Harborview Medical Center director resigns

SEATTLE — The executive director of the region’s top trauma hospital, Harborview Medical Center, has abruptly resigned.

Eileen Whalen’s departure was announced Friday in a memo to staff at the Seattle hospital, The Seattle Times reported. Whalen is a noted trauma-services expert who had been executive director since 2008.

Harborview is the only top-level adult and pediatric trauma center in Washington, Alaska, Montana and Idaho.

Whalen’s resignation followed several months of controversy after Harborview officials acknowledged in December that they were considering a plan to disperse hospital primary-care clinics into the community. Former hospital leaders opposed the plan, and six members of the King County Council responded with a letter of concern. Critics of the plan have said it could hurt patients with complex problems who need medical care from several different providers.

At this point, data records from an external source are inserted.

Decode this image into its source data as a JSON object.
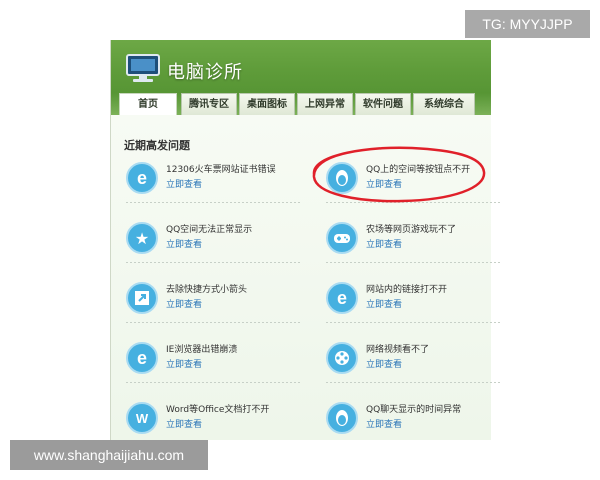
{
  "watermark_top": "TG: MYYJJPP",
  "watermark_bottom": "www.shanghaijiahu.com",
  "app": {
    "title": "电脑诊所"
  },
  "tabs": [
    {
      "label": "首页"
    },
    {
      "label": "腾讯专区"
    },
    {
      "label": "桌面图标"
    },
    {
      "label": "上网异常"
    },
    {
      "label": "软件问题"
    },
    {
      "label": "系统综合"
    }
  ],
  "section": {
    "title": "近期高发问题"
  },
  "link_text": "立即查看",
  "items": [
    {
      "label": "12306火车票网站证书错误",
      "icon": "ie-icon"
    },
    {
      "label": "QQ上的空间等按钮点不开",
      "icon": "qq-penguin-icon"
    },
    {
      "label": "QQ空间无法正常显示",
      "icon": "qzone-star-icon"
    },
    {
      "label": "农场等网页游戏玩不了",
      "icon": "gamepad-icon"
    },
    {
      "label": "去除快捷方式小箭头",
      "icon": "shortcut-arrow-icon"
    },
    {
      "label": "网站内的链接打不开",
      "icon": "ie-icon"
    },
    {
      "label": "IE浏览器出错崩溃",
      "icon": "ie-icon"
    },
    {
      "label": "网络视频看不了",
      "icon": "film-reel-icon"
    },
    {
      "label": "Word等Office文档打不开",
      "icon": "word-icon"
    },
    {
      "label": "QQ聊天显示的时间异常",
      "icon": "qq-penguin-icon"
    }
  ],
  "colors": {
    "header_green": "#5f9c3a",
    "icon_blue": "#46b0e0",
    "link_blue": "#2b76b8",
    "annotation_red": "#e0202a"
  }
}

Harborview is owned by King County.

Johnese Spisso, chief health system officer for University of Washington Medicine, will assume Whalen’s responsibilities until a new executive director is named. The Times reported that Whalen directed calls to her lawyer, who was not immediately available for comment.

Whalen has “led the organization to many accomplishments,” including advancing the quality and safety of patient care, Spisso said in the memo announcing the departure.

Whalen’s resignation is the second abrupt departure for a Harborview executive director in the last decade. Chief Executive David Jaffe, 58, retired suddenly in 2007, surprising his boss, Dr. Paul Ramsey, CEO of UW Medicine and dean of the School of Medicine.

Whalen will work with her office for the next six months on “special projects,” Spisso said. Hospital spokeswoman Tina Mankowski said Whalen “has left the university” and that a nationwide search for her replacement would begin within about a month.